Five locals showed up early Tuesday morning to make their voices heard.
RCA is holding hearings throughout the week to evaluate AEL&P’s request of a permanent 22 percent rate increase in energy charge components. A large part of the proceedings will examine the hydroelectric project at Lake Dorothy. Those that spoke in the hearings’ only scheduled public input session defended the utility’s practices and use of hydroelectric power.
Rick Shattuck, an insurance broker who works with AEL&P, spoke in favor of the company, saying he has found it to be a highly ethical company. He said that even with an increase, Juneau’s power rates would still be competitive with those in the state and at national levels. He also said the rates would still be better than those under diesel power, referring to AEL&P’s use of hydro power.
Next was Cathie Roemmich, chief executive officer for the Juneau Chamber of Commerce. She described how utility rates have been able to stay relatively low in Juneau compared to other areas that have seen rising electricity costs during the last 15 years. She credited this to the utility’s work and spoke admirably of its efforts, even in bad weather.
Roemmich added that Juneau also has a utility advantage in that because of its hydro capabilities, it doesn’t face as big of a threat from high oil prices as other places. She said her work through the Chamber has even allowed her to visit Lake Dorothy.
Shattuck and Roemmich also stated that Juneau People’s Power Project does not represent them.
Another speaker was James Clark, who directly said he’s in favor of the rate increase, particularly for the message it sends for hydro development.
Clark said the increase will encourage more hydro facilities and there are many communities looking at such possibilities. He said this is especially beneficial to rural areas, which can pay more than 60 cents per kilowatt-hour.
“In Southeast, one of the things we can do is build hydro facilities,” said Clark.
He said this encouragement is particularly needed for private sector investors, as he doubts state grants will continue for such projects and so private development is needed.
He said the increase sends a message to private developers that they will be able to recover their costs.
He added that, as with any rate increase, AEL&P must make sure the amount is fair.
In July, 2010, RCA granted AEL&P and interim rate increase of 20 percent on energy and demand charges, which works out to about an 18 percent overal rate increase. That means a residential customer now pays 11.56 cents per kilowatt hour for power from November to May (peak) and 9.5 cents per kWh from June to October (off-peak), up from 9.63 and 7.92 cents per kWh, respectively, according to information found on AEL&P’s website. If AEL&P receives the permanent rate increase it has requested, rates would rise again to 11.94 cents per kWH during peak months and 9.82 cents per kWh in off-peak times.

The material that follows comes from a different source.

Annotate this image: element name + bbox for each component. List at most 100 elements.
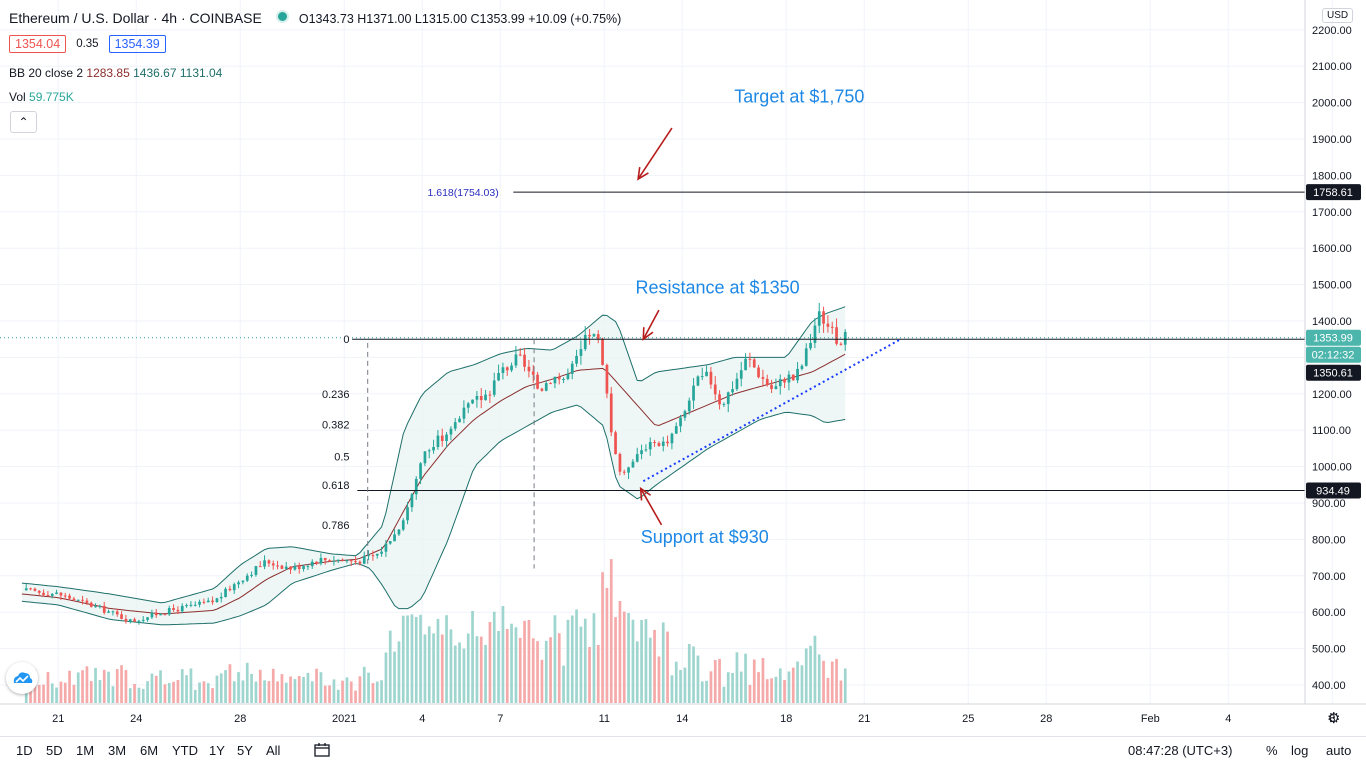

Dan Lesh, an energy coordinator with Southeast Alaska Conservation Council, also feels the rate increase could be a good way to encourage productivity from the long-term perspective. He said hydro power is something SEACC has been trying to encourage.
Another citizen, Fred Morino, said he feels the rate increase is justified and that, while hydro projects are expensive, a 2 cents per kilowatt-hour increase sounds reasonable. He added he feels AEL&P has done a fantastic job in Southeast Alaska.
The RCA went into the scheduled hearing following the comments.